17. Broken pencils are pointless.

18. I tried to catch some fog, but I mist.

19. What do you call a dinosaur with an extensive vocabulary? A thesaurus.

20. England has no kidney bank, but it does have a Liverpool.

21. I used to be a banker, but then I lost interest.

22. I dropped out of communism class because of lousy Marx.

23. All the toilets in New York's police stations have been stolen. The police have nothing to go on.

24. I got a job at a bakery because I kneaded dough.

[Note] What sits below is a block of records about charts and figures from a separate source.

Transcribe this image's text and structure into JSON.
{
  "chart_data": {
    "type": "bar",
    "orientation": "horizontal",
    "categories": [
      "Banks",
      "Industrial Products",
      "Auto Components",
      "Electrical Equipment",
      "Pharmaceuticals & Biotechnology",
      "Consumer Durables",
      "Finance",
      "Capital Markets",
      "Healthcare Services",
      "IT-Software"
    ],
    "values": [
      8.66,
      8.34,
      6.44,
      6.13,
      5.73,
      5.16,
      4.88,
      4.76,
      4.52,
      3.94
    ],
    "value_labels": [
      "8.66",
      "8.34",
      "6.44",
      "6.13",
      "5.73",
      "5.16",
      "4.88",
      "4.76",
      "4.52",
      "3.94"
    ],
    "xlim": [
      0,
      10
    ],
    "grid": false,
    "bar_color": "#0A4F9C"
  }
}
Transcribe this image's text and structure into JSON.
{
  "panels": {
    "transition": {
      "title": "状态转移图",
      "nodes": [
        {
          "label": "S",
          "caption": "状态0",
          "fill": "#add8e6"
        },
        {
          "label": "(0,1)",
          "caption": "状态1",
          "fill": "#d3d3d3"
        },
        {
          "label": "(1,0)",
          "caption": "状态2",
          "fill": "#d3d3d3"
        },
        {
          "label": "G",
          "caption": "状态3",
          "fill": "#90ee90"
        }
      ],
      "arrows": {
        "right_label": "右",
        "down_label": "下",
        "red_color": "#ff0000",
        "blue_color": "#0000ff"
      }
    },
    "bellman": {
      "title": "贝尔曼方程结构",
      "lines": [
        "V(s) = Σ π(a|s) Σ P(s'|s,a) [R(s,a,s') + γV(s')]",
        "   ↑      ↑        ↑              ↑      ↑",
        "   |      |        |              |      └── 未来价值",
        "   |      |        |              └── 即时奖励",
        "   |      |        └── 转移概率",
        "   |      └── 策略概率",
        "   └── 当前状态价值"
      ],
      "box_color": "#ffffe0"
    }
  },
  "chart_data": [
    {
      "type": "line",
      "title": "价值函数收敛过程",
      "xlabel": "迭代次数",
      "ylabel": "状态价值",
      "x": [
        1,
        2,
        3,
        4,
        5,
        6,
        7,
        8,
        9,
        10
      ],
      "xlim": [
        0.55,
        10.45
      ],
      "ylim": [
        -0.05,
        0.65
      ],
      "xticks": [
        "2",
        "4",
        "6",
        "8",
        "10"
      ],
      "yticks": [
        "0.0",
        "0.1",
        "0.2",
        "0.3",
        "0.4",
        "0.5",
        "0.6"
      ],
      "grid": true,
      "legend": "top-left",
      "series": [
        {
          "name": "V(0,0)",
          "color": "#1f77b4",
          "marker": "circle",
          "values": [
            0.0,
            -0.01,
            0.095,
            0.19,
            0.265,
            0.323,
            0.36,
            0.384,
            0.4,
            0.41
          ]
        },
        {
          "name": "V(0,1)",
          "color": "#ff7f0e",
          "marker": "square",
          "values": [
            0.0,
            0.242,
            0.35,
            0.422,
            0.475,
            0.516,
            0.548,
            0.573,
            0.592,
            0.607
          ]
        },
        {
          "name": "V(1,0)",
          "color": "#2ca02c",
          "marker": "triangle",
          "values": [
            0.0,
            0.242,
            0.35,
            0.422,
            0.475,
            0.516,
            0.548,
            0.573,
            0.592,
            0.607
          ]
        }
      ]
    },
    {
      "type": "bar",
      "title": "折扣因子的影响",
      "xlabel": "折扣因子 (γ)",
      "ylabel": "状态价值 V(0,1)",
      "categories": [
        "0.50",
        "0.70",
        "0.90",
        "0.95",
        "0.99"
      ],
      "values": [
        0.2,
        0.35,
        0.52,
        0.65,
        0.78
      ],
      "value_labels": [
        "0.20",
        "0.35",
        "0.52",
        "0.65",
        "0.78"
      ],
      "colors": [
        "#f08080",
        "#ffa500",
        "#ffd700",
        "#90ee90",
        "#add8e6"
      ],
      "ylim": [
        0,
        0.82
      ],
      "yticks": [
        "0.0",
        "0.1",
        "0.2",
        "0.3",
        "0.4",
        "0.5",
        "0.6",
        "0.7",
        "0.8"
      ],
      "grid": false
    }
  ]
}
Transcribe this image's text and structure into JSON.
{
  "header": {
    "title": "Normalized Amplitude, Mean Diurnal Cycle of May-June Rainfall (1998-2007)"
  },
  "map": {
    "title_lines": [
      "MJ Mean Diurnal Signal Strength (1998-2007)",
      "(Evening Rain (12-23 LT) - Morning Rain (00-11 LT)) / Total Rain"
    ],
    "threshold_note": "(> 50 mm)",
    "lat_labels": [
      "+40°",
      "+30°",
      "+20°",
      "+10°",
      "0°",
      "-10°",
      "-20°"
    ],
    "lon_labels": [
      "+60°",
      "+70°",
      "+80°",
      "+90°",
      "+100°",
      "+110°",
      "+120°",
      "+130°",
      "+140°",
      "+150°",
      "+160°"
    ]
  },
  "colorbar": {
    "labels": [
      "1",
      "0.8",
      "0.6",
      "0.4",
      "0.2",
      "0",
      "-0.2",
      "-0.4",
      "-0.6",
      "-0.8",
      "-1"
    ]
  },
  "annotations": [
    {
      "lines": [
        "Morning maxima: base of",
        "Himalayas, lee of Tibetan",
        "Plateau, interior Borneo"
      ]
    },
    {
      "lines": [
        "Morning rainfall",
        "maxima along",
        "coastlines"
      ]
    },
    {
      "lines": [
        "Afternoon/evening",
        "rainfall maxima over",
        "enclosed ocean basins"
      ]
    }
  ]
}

25. Haunted French pancakes give me the crêpes.
 
Puns for Educated Minds
1. The fattest knight at King Arthur's round table was Sir Cumference. He acquired his size from too much pi.
2. I thought I saw an eye-doctor on an Alaskan island, but it turned out to be an optical Aleutian .
3. She was only a whisky-maker, but he loved her still.
4. A rubber-band pistol was confiscated from an algebra class, because it was a weapon of math disruption.
5. No matter how much you push the envelope, it'll still be stationery.
6. A dog gave birth to puppies near the road and was cited forlittering.
7. A grenade thrown into a kitchen in France would result in Linoleum Blownapart.
8. Two silk worms had a race. They ended up in a tie.
9. A hole has been found in the nudist-camp wall. The police are looking into it.
10. Time flies like an arrow. Fruit flies like a banana.
11. Atheism is a non-prophet organization.
12. Two hats were hanging on a hat rack in the hallway. One hat said to the other: 'You stay here; I'll go on a head.'
 
"Do not argue with an idiot. He will drag you down to his level and beat you with experience."

How many times I have had to remind me of this most important quote of all? I think of this one, time and time again, stopping myself from answering emails from an idiot I know (who I am related to).

Everyone needs to use discretion answering idiots. If you answer them, it becomes a pissing contest, arguing about stupidity.
 
There's a phone number to call in Sweden if you have questions about hearing loss and tinnitus. I called after phone hours and got the machine. It said: "Leave a message after the beep". I still haven't left a message. ;)
 
1.Did you hear about the two antennas that got married? The ceremony wasn't much, but the reception was excellent.

2. The Soviet Union was slow to recover after WW2. They kept Stalin around.

3. I used to have a fear of hurdles but then I got over it.